Die Schachuhr zeigt im Turnierschach die den beiden Spielern zur Verfügung stehende Bedenkzeit an und begrenzt gleichzeitig deren Bedenkzeit. Die Schachuhr hat für jeden Spieler eine eigene Zeitangabe. Es läuft immer eine der beiden Uhren. Wird von einem Spieler die zur Verfügung stehende Bedenkzeit überschritten, gilt die Partie im Turnierschach als verloren. Die Bedenkzeit ist im Turnierschach normalerweise 120 Minuten. Dies gilt für die ersten 40 Züge. Beim Schnellschach ist die Zeit zwischen 15 und 60 Minuten begrenzt. Nur 5 Minuten stehen jeweils bei Blitzschachturnieren zur Verfügung. Die Zeit gilt für die gesamte Partie. Wird die Zeit überschritten, ist die Partie für den zeitüberschreitenden Schachspieler verloren.

Bei elektronischen Uhren kann man die Bedenkzeit sogar regulieren. Dabei stellt man die Grundbedenkzeit auf 90 Minuten ein. Diese gilt dann für die ersten 40 Züge. Zusätzlich kann ein Zeitzuschlag pro Zug von 30 Sekunden eingestellt werden. Dabei wird es den Spielern erschwert, welche den Schachgegner in einer ausgeglichenen Stellung während dem Spielende „über die Zeit zu heben“ und somit verlieren würde.

Remis

Es ist beim Schach beiden Spielern gestattet, jederzeit ein Unentschieden = Remis zu vereinbaren. Das Spiel endet ebenfalls Remis, wenn der am Zug befindliche Spieler keine Zugmöglichkeiten zur Verfügung stehen und sein König sich jedoch nicht im Schach befindet = Patt. Remis kann auch vereinbart werden, wenn es keinem der beiden Spieler mehr möglich ist, den Gegner Matt zu setzen. Nur der am Zug befindliche Spieler kann Remis verlangen. Dies ist bei mindestens dreimaliger Wiederholung derselben Stellung der Fall. Vorausgesetzt, wenn diese Stellung mit demselben Spieler am Zug und denselben Zugmöglichkeiten, unter Berücksichtigung auch der Rochade und etwaiger En passant Züge vorliegt. Remis ist auch angesagt, wenn mindestens 50 Züge lang keine Figur geschlagen und kein Bauer bewegt wurde = 50-Züge-Regel.

Schachspielergebnisse

Im Turnierschach erhält ein Spieler für eine gewonnene Partie in der Regel einen Punkt.
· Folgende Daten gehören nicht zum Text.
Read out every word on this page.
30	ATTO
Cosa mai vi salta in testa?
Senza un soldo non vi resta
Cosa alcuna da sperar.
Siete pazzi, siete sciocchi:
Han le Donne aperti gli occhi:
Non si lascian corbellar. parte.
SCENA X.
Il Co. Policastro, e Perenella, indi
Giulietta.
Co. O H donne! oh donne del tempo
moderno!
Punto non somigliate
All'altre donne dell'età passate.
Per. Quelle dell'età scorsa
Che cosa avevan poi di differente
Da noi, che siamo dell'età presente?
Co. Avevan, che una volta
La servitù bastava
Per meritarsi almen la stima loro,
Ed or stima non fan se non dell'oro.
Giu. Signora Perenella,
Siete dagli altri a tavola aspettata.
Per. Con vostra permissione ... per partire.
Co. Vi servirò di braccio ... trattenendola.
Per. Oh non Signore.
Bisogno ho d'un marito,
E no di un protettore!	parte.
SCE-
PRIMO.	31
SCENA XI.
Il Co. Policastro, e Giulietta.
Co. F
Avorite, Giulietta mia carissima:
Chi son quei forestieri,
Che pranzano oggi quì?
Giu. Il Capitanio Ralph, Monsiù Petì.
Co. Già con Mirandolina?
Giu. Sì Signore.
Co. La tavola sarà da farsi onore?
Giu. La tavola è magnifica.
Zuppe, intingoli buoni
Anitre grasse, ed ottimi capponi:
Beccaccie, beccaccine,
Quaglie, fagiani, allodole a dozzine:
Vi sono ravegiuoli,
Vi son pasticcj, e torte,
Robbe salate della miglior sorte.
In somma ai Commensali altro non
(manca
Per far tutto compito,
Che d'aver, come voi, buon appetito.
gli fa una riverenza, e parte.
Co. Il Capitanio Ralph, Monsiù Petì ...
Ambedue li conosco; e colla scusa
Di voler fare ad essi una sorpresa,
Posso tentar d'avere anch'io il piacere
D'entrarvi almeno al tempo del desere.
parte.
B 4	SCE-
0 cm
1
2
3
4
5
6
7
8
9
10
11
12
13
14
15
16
Für jede Remispartie erhält der Spieler einen halben Punkt. Ein Spieler, der seine Partie verloren hat, erhält keinen Punkt.

Schach-Schiedsrichter

Bei grossen Turnieren und bei Mannschaftskämpfen überwacht ein Schiedsrichter die Einhaltung der FIDE-Regeln. Bei Missachtung der FIDE-Regeln hat der Schiedsrichter Sanktionsmöglichkeiten wie: eine Verwarnung aussprechen, Zeitstrafe inform einer Bedenkzeitverkürzung oder Bedenkzeitverlängerung der anderen Partei verfügen, die Schachpartie als verloren erklären, einen Spieler mit Ausschluss vom Turnier zu bestrafen.